The irony of this post is how long it took me to write it. When trying to pen something on writer’s block, it is fairly predictable that you will suffer from the very affliction about which you are trying to write. Perhaps this is an example of the universe’s obnoxious sense of humor, but I think it is, more likely, something far more practical. I believe the topic (and the attempt to expound on the subject) is akin to the idea of telling someone not think about elephants. As soon as you have the thought of what not to do, your head is riddled with images of Dumbo, dressed as a fairy princess and dancing around the cafeteria of your elementary school. (That last part may be unique to me.)
The creative process is an individual thing, as varied as the people doing the creating. For some, there is a need to sit at a computer to get any writing done. Others need their thoughts organized on note cards before stringing together some sentences. Some writing for distraction, some seek distraction to avoid writing. Still others alter their methods each time, hoping a new procedure will be the perfect set of circumstances that allow for the best writing. Personally, I am guilty of all of the methods listed above. Even this article was written with pen and paper first. My hope was I would be forced to slow down a little and allow for more time to think about what I’m writing. It remains to be seen if my theory is correct.
When I encounter (or, more accurately, read about) professional writers and their methods, I am always intrigued. I’ve heard about people building writing shacks to isolate them from the world as they write. Authors have been known to write entire novels longhand, or on antique typewriters. George R.R. Martin has used the same word processor since the early 1980s. Whatever the method, the fact remains that it needs to work. As an author, you must be happy with the results (or hate the results with a low enough intensity that you begrudgingly allow it to be read by others).

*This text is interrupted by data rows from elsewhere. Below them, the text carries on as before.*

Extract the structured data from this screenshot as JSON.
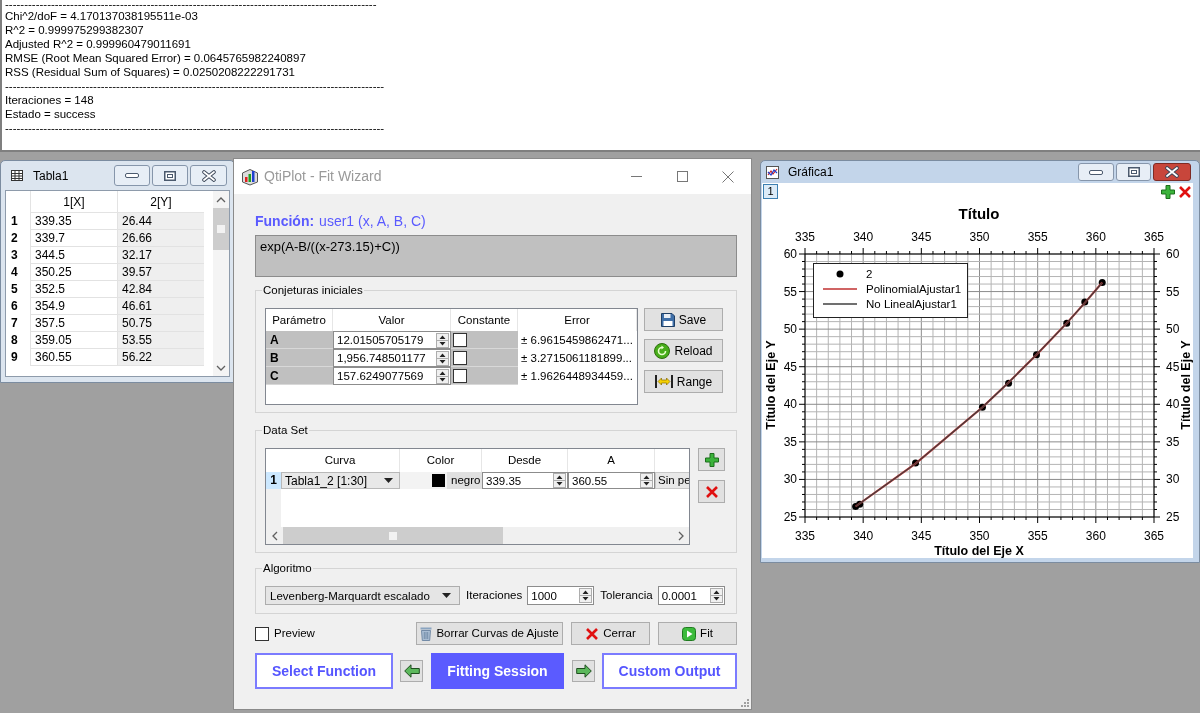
{
  "results_log": {
    "lines": [
      "-------------------------------------------------------------------------------------------------",
      "Chi^2/doF = 4.170137038195511e-03",
      "R^2 = 0.999975299382307",
      "Adjusted R^2 = 0.999960479011691",
      "RMSE (Root Mean Squared Error) = 0.0645765982240897",
      "RSS (Residual Sum of Squares) = 0.0250208222291731",
      "---------------------------------------------------------------------------------------------------",
      "Iteraciones = 148",
      "Estado = success",
      "---------------------------------------------------------------------------------------------------"
    ]
  },
  "table_window": {
    "title": "Tabla1",
    "active": false,
    "columns": [
      "1[X]",
      "2[Y]"
    ],
    "rows": [
      {
        "number": "1",
        "values": [
          "339.35",
          "26.44"
        ]
      },
      {
        "number": "2",
        "values": [
          "339.7",
          "26.66"
        ]
      },
      {
        "number": "3",
        "values": [
          "344.5",
          "32.17"
        ]
      },
      {
        "number": "4",
        "values": [
          "350.25",
          "39.57"
        ]
      },
      {
        "number": "5",
        "values": [
          "352.5",
          "42.84"
        ]
      },
      {
        "number": "6",
        "values": [
          "354.9",
          "46.61"
        ]
      },
      {
        "number": "7",
        "values": [
          "357.5",
          "50.75"
        ]
      },
      {
        "number": "8",
        "values": [
          "359.05",
          "53.55"
        ]
      },
      {
        "number": "9",
        "values": [
          "360.55",
          "56.22"
        ]
      }
    ]
  },
  "fit_wizard": {
    "title": "QtiPlot - Fit Wizard",
    "active": false,
    "function_label": "Función:",
    "function_name": "user1 (x, A, B, C)",
    "formula": "exp(A-B/((x-273.15)+C))",
    "initial_guesses": {
      "title": "Conjeturas iniciales",
      "columns": [
        "Parámetro",
        "Valor",
        "Constante",
        "Error"
      ],
      "rows": [
        {
          "parameter": "A",
          "value": "12.01505705179",
          "constant": false,
          "error": "± 6.9615459862471..."
        },
        {
          "parameter": "B",
          "value": "1,956.748501177",
          "constant": false,
          "error": "± 3.2715061181899..."
        },
        {
          "parameter": "C",
          "value": "157.6249077569",
          "constant": false,
          "error": "± 1.9626448934459..."
        }
      ],
      "buttons": [
        "Save",
        "Reload",
        "Range"
      ]
    },
    "data_set": {
      "title": "Data Set",
      "columns": [
        "Curva",
        "Color",
        "Desde",
        "A"
      ],
      "rows": [
        {
          "number": "1",
          "selected": true,
          "curve": "Tabla1_2 [1:30]",
          "color": "#000000",
          "color_name": "negro",
          "from": "339.35",
          "to": "360.55",
          "column_5": "Sin pe"
        }
      ]
    },
    "algorithm": {
      "title": "Algoritmo",
      "method": "Levenberg-Marquardt escalado",
      "iterations_label": "Iteraciones",
      "iterations": "1000",
      "tolerance_label": "Tolerancia",
      "tolerance": "0.0001"
    },
    "preview": {
      "label": "Preview",
      "checked": false
    },
    "action_buttons": [
      "Borrar Curvas de Ajuste",
      "Cerrar",
      "Fit"
    ],
    "pages": [
      {
        "label": "Select Function",
        "selected": false
      },
      {
        "label": "Fitting Session",
        "selected": true
      },
      {
        "label": "Custom Output",
        "selected": false
      }
    ]
  },
  "graph_window": {
    "title": "Gráfica1",
    "active": true,
    "layers": [
      {
        "label": "1",
        "selected": true
      }
    ],
    "top_axis_labels": [
      "335",
      "340",
      "345",
      "350",
      "355",
      "360",
      "365"
    ],
    "right_axis_labels": [
      "60",
      "55",
      "50",
      "45",
      "40",
      "35",
      "30",
      "25"
    ],
    "right_axis_title": "Título del Eje Y",
    "bottom_axis_labels": [
      "335",
      "340",
      "345",
      "350",
      "355",
      "360",
      "365"
    ],
    "chart_data": {
      "type": "scatter",
      "title": "Título",
      "xlabel": "Título del Eje X",
      "ylabel": "Título del Eje Y",
      "x": [
        339.35,
        339.7,
        344.5,
        350.25,
        352.5,
        354.9,
        357.5,
        359.05,
        360.55
      ],
      "series": [
        {
          "name": "2",
          "color": "#000000",
          "values": [
            26.4,
            26.7,
            32.2,
            39.6,
            42.8,
            46.6,
            50.8,
            53.6,
            56.2
          ]
        },
        {
          "name": "PolinomialAjustar1",
          "type": "line",
          "color": "#c03030",
          "values": [
            26.4,
            26.8,
            32.1,
            39.6,
            42.9,
            46.6,
            50.8,
            53.5,
            56.2
          ]
        },
        {
          "name": "No LinealAjustar1",
          "type": "line",
          "color": "#404040",
          "values": [
            26.4,
            26.8,
            32.1,
            39.6,
            42.9,
            46.6,
            50.8,
            53.5,
            56.2
          ]
        }
      ],
      "xlim": [
        335,
        365
      ],
      "ylim": [
        25,
        60
      ],
      "xticks": [
        335,
        340,
        345,
        350,
        355,
        360,
        365
      ],
      "yticks": [
        25,
        30,
        35,
        40,
        45,
        50,
        55,
        60
      ],
      "grid": true,
      "legend": true
    }
  }
}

You may be asking by this point, “What does this have to do with nerds?” The answer is fairly obvious: Nerds are some of the best writers out there.I’ve not found very much about the writing methods of Joss Whedon, J.J. Abrams, or George Lucas. (Steady on, friends. Slow your vitriol for Mr. Lucas. I shall address him and his purported writing crimes in the future.). The reality, at least for me, is these nerds are successful and beloved writers. While they will invariably and inevitably struggle with writer’s block, that is the exception and not the rule.
As consumers of media, we don’t often think of the arduous, almost back-breaking process involved in getting our favorite thing to the screen/bookstore/internet. We focus on the final product, often overlooking the undoubtedly painful decisions to kill a character or alter something from the source material. We, especially in the nerd community, feel incredible ownership over the stories we love. When we disagree with the choices made by the author, we disagree loudly and mercilessly. A writer may struggle with crafting the perfect story, laboring over the most minute of details, all while working under the crushing pressure of a brain that won’t let you put thoughts on the page. The average consumer of the writing doesn’t care. We never for a moment entertain the possibility that George, Joss, and J.J. may have suffered to bring us Luke, Buffy, and Spock, respectively.

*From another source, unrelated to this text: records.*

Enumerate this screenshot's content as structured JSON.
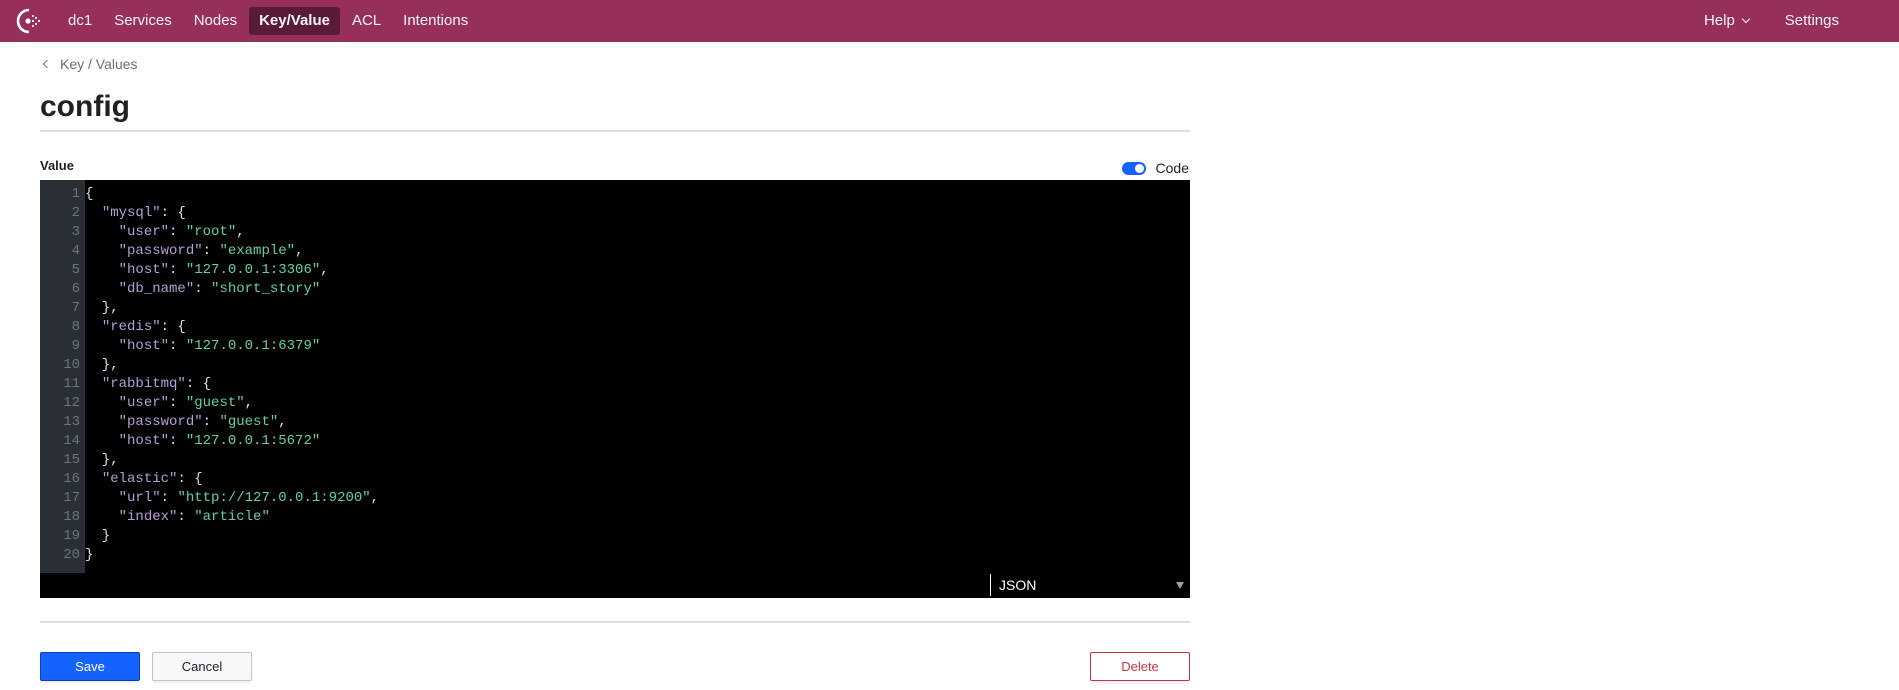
{
  "header": {
    "logo": "consul-logo-icon",
    "nav": [
      {
        "label": "dc1",
        "active": false
      },
      {
        "label": "Services",
        "active": false
      },
      {
        "label": "Nodes",
        "active": false
      },
      {
        "label": "Key/Value",
        "active": true
      },
      {
        "label": "ACL",
        "active": false
      },
      {
        "label": "Intentions",
        "active": false
      }
    ],
    "help_label": "Help",
    "settings_label": "Settings"
  },
  "breadcrumb": {
    "label": "Key / Values"
  },
  "page": {
    "title": "config"
  },
  "form": {
    "value_label": "Value",
    "code_toggle": {
      "label": "Code",
      "on": true
    },
    "editor": {
      "mode": "JSON",
      "lines": [
        [
          [
            "punc",
            "{"
          ]
        ],
        [
          [
            "punc",
            "  "
          ],
          [
            "key",
            "\"mysql\""
          ],
          [
            "punc",
            ": {"
          ]
        ],
        [
          [
            "punc",
            "    "
          ],
          [
            "key",
            "\"user\""
          ],
          [
            "punc",
            ": "
          ],
          [
            "str",
            "\"root\""
          ],
          [
            "punc",
            ","
          ]
        ],
        [
          [
            "punc",
            "    "
          ],
          [
            "key",
            "\"password\""
          ],
          [
            "punc",
            ": "
          ],
          [
            "str",
            "\"example\""
          ],
          [
            "punc",
            ","
          ]
        ],
        [
          [
            "punc",
            "    "
          ],
          [
            "key",
            "\"host\""
          ],
          [
            "punc",
            ": "
          ],
          [
            "str",
            "\"127.0.0.1:3306\""
          ],
          [
            "punc",
            ","
          ]
        ],
        [
          [
            "punc",
            "    "
          ],
          [
            "key",
            "\"db_name\""
          ],
          [
            "punc",
            ": "
          ],
          [
            "str",
            "\"short_story\""
          ]
        ],
        [
          [
            "punc",
            "  },"
          ]
        ],
        [
          [
            "punc",
            "  "
          ],
          [
            "key",
            "\"redis\""
          ],
          [
            "punc",
            ": {"
          ]
        ],
        [
          [
            "punc",
            "    "
          ],
          [
            "key",
            "\"host\""
          ],
          [
            "punc",
            ": "
          ],
          [
            "str",
            "\"127.0.0.1:6379\""
          ]
        ],
        [
          [
            "punc",
            "  },"
          ]
        ],
        [
          [
            "punc",
            "  "
          ],
          [
            "key",
            "\"rabbitmq\""
          ],
          [
            "punc",
            ": {"
          ]
        ],
        [
          [
            "punc",
            "    "
          ],
          [
            "key",
            "\"user\""
          ],
          [
            "punc",
            ": "
          ],
          [
            "str",
            "\"guest\""
          ],
          [
            "punc",
            ","
          ]
        ],
        [
          [
            "punc",
            "    "
          ],
          [
            "key",
            "\"password\""
          ],
          [
            "punc",
            ": "
          ],
          [
            "str",
            "\"guest\""
          ],
          [
            "punc",
            ","
          ]
        ],
        [
          [
            "punc",
            "    "
          ],
          [
            "key",
            "\"host\""
          ],
          [
            "punc",
            ": "
          ],
          [
            "str",
            "\"127.0.0.1:5672\""
          ]
        ],
        [
          [
            "punc",
            "  },"
          ]
        ],
        [
          [
            "punc",
            "  "
          ],
          [
            "key",
            "\"elastic\""
          ],
          [
            "punc",
            ": {"
          ]
        ],
        [
          [
            "punc",
            "    "
          ],
          [
            "key",
            "\"url\""
          ],
          [
            "punc",
            ": "
          ],
          [
            "str",
            "\"http://127.0.0.1:9200\""
          ],
          [
            "punc",
            ","
          ]
        ],
        [
          [
            "punc",
            "    "
          ],
          [
            "key",
            "\"index\""
          ],
          [
            "punc",
            ": "
          ],
          [
            "str",
            "\"article\""
          ]
        ],
        [
          [
            "punc",
            "  }"
          ]
        ],
        [
          [
            "punc",
            "}"
          ]
        ]
      ]
    },
    "save_label": "Save",
    "cancel_label": "Cancel",
    "delete_label": "Delete"
  },
  "colors": {
    "brand": "#962f5a",
    "nav_active": "#561a37",
    "primary": "#1563ff",
    "danger": "#c73445",
    "json_key": "#b59fd6",
    "json_string": "#5fd4a0"
  }
}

I don’t know that I could think of a self-described nerd who isn’t a fan of the good writing. I dare say a prerequisite of nerdom is a love of the written word. When one aspires to create that written word for an audience of nerds, one’s memory is inevitably drawn to the burning effigies of George Lucas and that insufferable bastard Jar-Jar Binks. If Lucas, the man who codified that which became the stereotypes for nerds, couldn’t write well enough for the nerd community, how could I possibly hope to succeed? The simple answer? I can’t. I should have listened to Admiral Ackbar.